Tribunal Administratif de Nice — Décision N° TA06-2400391

jeudi 25 janvier 2024

JuridictionTribunal Administratif de Nice
SectionTribunal Administratif de Nice
N° DossierTA06-2400391
TypeOrdonnance
RecoursPlein contentieux
PublicationD
Avocat requérantCHADAM-COULLAUD

Texte intégral

Vu la procédure suivante :

Par une requête enregistrée le 24 janvier 2024, M. A B, représenté par Me Chadam-Coullaud, demande au juge des référés, saisi sur le fondement des dispositions de l'article L. 521-2 du code de justice administrative :

1°) d'enjoindre au préfet des Alpes-Maritimes de lui délivrer, dans un délai de 2 jours à compter de la notification de l'ordonnance à intervenir, et sous astreinte de 100 euros par jour de retard, un récépissé de sa demande de carte de séjour l'autorisant à travailler ;

2°) de mettre à la charge de l'Etat une somme de 1 200 euros sur le fondement des dispositions de l'article L. 761-1 du code de justice administrative, à verser à son avocate.

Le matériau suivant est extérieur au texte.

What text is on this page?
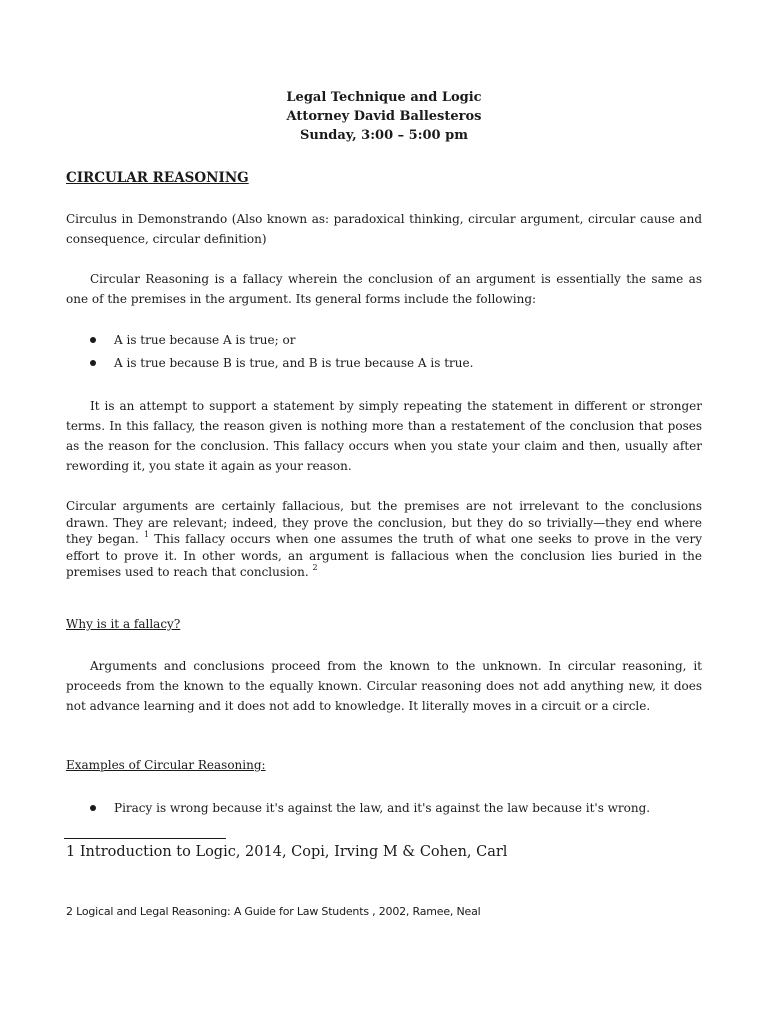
Legal Technique and Logic
Attorney David Ballesteros
Sunday, 3:00 – 5:00 pm
CIRCULAR REASONING

Circulus in Demonstrando (Also known as: paradoxical thinking, circular argument, circular cause and consequence, circular definition)

Circular Reasoning is a fallacy wherein the conclusion of an argument is essentially the same as one of the premises in the argument. Its general forms include the following:

A is true because A is true; or
A is true because B is true, and B is true because A is true.

It is an attempt to support a statement by simply repeating the statement in different or stronger terms. In this fallacy, the reason given is nothing more than a restatement of the conclusion that poses as the reason for the conclusion. This fallacy occurs when you state your claim and then, usually after rewording it, you state it again as your reason.

Circular arguments are certainly fallacious, but the premises are not irrelevant to the conclusions drawn. They are relevant; indeed, they prove the conclusion, but they do so trivially—they end where they began. $^1$ This fallacy occurs when one assumes the truth of what one seeks to prove in the very effort to prove it. In other words, an argument is fallacious when the conclusion lies buried in the premises used to reach that conclusion. $^2$

Why is it a fallacy?

Arguments and conclusions proceed from the known to the unknown. In circular reasoning, it proceeds from the known to the equally known. Circular reasoning does not add anything new, it does not advance learning and it does not add to knowledge. It literally moves in a circuit or a circle.

Examples of Circular Reasoning:
Piracy is wrong because it's against the law, and it's against the law because it's wrong.
1 Introduction to Logic, 2014, Copi, Irving M & Cohen, Carl
2 Logical and Legal Reasoning: A Guide for Law Students , 2002, Ramee, Neal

Le requérant soutient que :

- la condition relative à l'urgence est satisfaite : il n'a plus de récépissé ; son contrat de travail a été suspendu ; il vit en France depuis 10 ans ; il est le père d'une fille française et bénéficie d'un droit de visite ;

- la carence du préfet des Alpes-Maritimes dans la délivrance du récépissé porte une atteinte grave et manifestement illégale à une liberté fondamentale dès lors qu'il est porté atteinte, en l'espèce, à sa liberté de travail et à son droit à une vie familiale normale.

Par des mémoires et des pièces, enregistrés les 24 et 25 janvier 2024, le préfet des Alpes-Maritimes a demandé au tribunal de constater qu'il n'y avait plus lieu de statuer sur la requête de M. A B.

Le préfet fait valoir qu'une convocation pour remise de titre a été envoyée au conseil du requérant. Ce dernier n'était pas venu chercher son titre de séjour et une nouvelle convocation lui a été adressée pour qu'il vienne chercher son titre de séjour. Par ailleurs, il est convoqué le 29 janvier 2024 pour se voir délivrer un récépissé de demande de titre de séjour.

Vu les autres pièces du dossier.

Vu le code de justice administrative.

Vu la décision par laquelle la présidente du tribunal a désigné M. Pascal, vice-président, pour statuer sur les demandes de référé.

Les parties ont été régulièrement averties du jour de l'audience.

Ont été entendus au cours de l'audience publique du 25 janvier 2024 à 15 h 00 :

- le rapport de M. Pascal, juge des référés ;

- et les observations de Me Chadam-Coullaud, représentant M. A B. Elle fait valoir que si le préfet a indiqué qu'il était convoqué aujourd'hui, 25 janvier 2024 à la préfecture, les locaux étaient fermés. Le préfet a fixé un nouveau rendez-vous, le 29 janvier 2024, mais ses écritures sont très confuses et on ne sait pas quel document sera remis à M. B. Elle fait valoir qu'elle a déposé une demande d'aide juridictionnelle.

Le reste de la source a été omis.